Jones was rated a four star recruit and initially committed to play college football at Ohio State over offers from Clemson and Tennessee. He decommitted from Ohio State and instead signed to play at the University of Florida.

College recruiting
| Name | Hometown | School | Height | Weight | Commit date |
| Emory Jones QB | Franklin, GA | Heard County (GA) | 6 ft 2.5 in (1.89 m) | 195 lb (88 kg) | Dec 20, 2017 |
Recruit ratings: Rivals: 247Sports: ESPN: (85)

==College career==
=== Florida ===
Jones played in four games before redshirting his true freshman season, completing 12 of 16 pass attempts for 125 yards and two touchdowns. As a redshirt freshman, he completed 25 of 38 pass attempts for 267 yards and three touchdowns and also rushed 42 times for 256 yards and four touchdowns. He continued to be used in package plays while also serving as the backup to starter Kyle Trask.

Jones was the Gators' starting quarterback to start their 2021 season. On March 18, 2022, Jones confirmed to his coaches that he would be entering the transfer portal.

=== Arizona State ===
On May 5, 2022, Jones transferred to Arizona State. He was the Sun Devils' starting quarterback for the first seven games of the 2022 season before being replaced by Trenton Bourguet.

=== Cincinnati ===
On December 12, 2022, Jones entered the transfer portal again. Nine days later he committed to Cincinnati under new Head Coach Scott Satterfield.

Jones threw five touchdown passes in his first appearance for the Bearcats, leading Cincinnati to a victory over Eastern Kentucky.
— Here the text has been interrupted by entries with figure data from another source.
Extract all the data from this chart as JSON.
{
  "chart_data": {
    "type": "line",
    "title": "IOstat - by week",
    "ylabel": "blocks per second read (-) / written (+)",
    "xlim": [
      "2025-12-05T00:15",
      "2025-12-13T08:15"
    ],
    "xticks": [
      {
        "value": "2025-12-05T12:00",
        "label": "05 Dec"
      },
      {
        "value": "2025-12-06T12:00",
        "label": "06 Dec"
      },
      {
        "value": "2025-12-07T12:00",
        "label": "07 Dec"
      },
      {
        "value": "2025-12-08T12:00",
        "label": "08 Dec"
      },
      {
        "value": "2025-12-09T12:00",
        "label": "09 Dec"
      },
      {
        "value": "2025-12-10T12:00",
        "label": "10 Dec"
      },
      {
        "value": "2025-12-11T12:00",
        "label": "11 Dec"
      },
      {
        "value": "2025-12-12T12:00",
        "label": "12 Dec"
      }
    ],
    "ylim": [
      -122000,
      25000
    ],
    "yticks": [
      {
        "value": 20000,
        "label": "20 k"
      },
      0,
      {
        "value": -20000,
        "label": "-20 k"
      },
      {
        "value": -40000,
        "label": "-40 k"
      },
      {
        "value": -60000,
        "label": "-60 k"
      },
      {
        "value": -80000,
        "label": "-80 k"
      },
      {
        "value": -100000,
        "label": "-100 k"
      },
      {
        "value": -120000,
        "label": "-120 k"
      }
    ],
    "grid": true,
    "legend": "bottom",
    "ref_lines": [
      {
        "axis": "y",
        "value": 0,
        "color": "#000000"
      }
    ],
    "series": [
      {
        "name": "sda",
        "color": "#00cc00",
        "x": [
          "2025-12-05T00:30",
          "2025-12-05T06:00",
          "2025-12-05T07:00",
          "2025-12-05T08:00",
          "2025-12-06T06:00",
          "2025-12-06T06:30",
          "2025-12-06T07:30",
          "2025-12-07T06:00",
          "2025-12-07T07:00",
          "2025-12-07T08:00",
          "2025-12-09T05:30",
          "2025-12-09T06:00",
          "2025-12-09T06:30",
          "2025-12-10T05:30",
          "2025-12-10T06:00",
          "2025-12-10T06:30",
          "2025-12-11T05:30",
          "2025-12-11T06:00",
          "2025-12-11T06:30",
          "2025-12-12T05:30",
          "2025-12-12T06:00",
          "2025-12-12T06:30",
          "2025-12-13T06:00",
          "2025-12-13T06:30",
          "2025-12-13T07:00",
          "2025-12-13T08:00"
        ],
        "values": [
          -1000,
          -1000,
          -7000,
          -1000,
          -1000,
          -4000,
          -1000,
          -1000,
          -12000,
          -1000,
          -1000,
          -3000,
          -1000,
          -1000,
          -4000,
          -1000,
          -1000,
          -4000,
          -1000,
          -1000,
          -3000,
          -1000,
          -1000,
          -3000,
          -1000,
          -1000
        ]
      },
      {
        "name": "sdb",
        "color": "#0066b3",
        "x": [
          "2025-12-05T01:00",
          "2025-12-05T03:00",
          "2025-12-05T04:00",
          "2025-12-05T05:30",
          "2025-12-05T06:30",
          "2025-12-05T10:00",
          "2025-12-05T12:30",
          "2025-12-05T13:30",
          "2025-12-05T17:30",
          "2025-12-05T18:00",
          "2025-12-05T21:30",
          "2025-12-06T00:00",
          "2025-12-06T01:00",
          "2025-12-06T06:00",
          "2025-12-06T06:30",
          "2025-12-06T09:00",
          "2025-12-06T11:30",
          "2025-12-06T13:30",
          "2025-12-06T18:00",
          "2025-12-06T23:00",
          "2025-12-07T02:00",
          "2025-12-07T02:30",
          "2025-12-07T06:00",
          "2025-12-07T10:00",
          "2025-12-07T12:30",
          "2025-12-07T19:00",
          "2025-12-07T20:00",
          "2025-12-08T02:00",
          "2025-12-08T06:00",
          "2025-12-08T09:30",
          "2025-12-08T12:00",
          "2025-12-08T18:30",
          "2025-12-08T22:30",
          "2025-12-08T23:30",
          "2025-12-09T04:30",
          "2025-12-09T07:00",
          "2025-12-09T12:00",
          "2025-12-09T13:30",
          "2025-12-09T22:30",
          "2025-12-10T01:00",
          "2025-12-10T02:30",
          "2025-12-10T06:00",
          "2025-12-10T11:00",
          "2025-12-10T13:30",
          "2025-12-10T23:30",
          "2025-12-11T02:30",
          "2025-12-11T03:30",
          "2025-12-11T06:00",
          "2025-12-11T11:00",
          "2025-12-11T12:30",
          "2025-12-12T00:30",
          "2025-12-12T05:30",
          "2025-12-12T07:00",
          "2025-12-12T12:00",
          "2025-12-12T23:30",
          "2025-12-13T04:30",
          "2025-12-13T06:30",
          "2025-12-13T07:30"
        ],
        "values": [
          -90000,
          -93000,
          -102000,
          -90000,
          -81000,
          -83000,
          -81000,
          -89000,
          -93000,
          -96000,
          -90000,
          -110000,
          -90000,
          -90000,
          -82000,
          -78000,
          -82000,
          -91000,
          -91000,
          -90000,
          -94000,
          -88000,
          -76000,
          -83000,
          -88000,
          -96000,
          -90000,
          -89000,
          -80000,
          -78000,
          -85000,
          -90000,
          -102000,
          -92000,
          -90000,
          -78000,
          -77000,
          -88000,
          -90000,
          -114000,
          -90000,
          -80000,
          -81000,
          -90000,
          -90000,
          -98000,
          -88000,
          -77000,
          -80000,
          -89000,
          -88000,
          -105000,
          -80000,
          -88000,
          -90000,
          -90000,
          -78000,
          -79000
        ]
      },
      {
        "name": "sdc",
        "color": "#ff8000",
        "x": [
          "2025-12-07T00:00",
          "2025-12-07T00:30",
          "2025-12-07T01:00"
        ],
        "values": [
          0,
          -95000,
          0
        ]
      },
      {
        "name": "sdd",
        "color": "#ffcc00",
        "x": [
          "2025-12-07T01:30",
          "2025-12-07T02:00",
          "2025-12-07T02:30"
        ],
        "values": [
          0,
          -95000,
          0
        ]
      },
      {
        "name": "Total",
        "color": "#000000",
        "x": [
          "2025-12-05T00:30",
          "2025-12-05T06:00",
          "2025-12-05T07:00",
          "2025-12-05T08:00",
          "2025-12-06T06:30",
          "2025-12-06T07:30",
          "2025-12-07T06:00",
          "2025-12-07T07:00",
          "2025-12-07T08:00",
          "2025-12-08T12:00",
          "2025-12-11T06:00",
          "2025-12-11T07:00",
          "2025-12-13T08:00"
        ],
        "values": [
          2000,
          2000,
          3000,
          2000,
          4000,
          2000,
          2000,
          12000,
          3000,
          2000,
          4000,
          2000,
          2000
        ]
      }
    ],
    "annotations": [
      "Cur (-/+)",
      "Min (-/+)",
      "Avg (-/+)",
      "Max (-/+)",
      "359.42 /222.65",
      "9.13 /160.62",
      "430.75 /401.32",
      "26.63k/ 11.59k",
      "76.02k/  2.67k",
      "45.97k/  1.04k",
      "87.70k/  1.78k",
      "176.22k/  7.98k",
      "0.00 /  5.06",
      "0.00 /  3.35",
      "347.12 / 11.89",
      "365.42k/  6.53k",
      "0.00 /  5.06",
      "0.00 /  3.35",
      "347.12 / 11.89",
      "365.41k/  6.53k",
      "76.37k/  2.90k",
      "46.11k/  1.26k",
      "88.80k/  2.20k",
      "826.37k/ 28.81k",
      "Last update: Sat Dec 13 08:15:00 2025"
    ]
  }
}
He started twelve games during the 2023 season, throwing for 2,219 yards and 18 touchdowns.

===Statistics===

Season: Team; Games; Passing; Rushing
GP: GS; Record; Cmp; Att; Pct; Yds; Avg; TD; Int; Rtg; Att; Yds; Avg; TD
2018: Florida; 4; 0; —; 12; 16; 75.0; 125; 10.3; 2; 0; 181.9; 18; 41; 2.3; 0
2019: Florida; 11; 0; —; 25; 38; 65.8; 267; 8.6; 3; 0; 150.9; 42; 256; 6.1; 4
2020: Florida; 9; 0; —; 18; 32; 56.3; 221; 6.8; 2; 1; 128.6; 32; 217; 6.8; 2
2021: Florida; 13; 12; 6–6; 224; 346; 64.7; 2,734; 7.9; 19; 13; 141.7; 143; 759; 5.3; 4
2022: Arizona State; 8; 7; 1–6; 125; 199; 62.8; 1,533; 7.7; 7; 4; 135.1; 59; 31; 0.5; 4
2023: Cincinnati; 12; 11; 3–8; 197; 322; 61.2; 2,219; 6.9; 18; 10; 131.3; 155; 560; 3.6; 4
Career: 57; 30; 10–20; 601; 953; 63.1; 7,099; 7.4; 51; 28; 137.4; 449; 1,863; 4.1; 18

==Professional career==

Pre-draft measurables
| Height | Weight | Arm length | Hand span | 40-yard dash | 10-yard split | 20-yard split | 20-yard shuttle | Three-cone drill | Vertical jump |
| 6 ft 2+1⁄4 in (1.89 m) | 203 lb (92 kg) | 32+3⁄8 in (0.82 m) | 9+3⁄8 in (0.24 m) | 4.77 s | 1.64 s | 2.75 s | 4.55 s | 7.28 s | 30.0 in (0.76 m) |
All values from Pro Day

=== Baltimore Ravens ===
On May 6, 2024, Jones signed with the Baltimore Ravens as an undrafted free agent. He was released by the Ravens on August 27.

=== DC Defenders ===
On November 13, 2024, Jones signed with the DC Defenders of the United Football League (UFL).

===Atlanta Falcons===
On December 26, 2024, Jones was signed to the Atlanta Falcons' practice squad. He signed a reserve/future contract with Atlanta on January 6, 2025. Jones was released by the Falcons on August 18 after suffering a concussion in a preseason game and reverted to injured reserve the following day. He was released on February 17, 2026.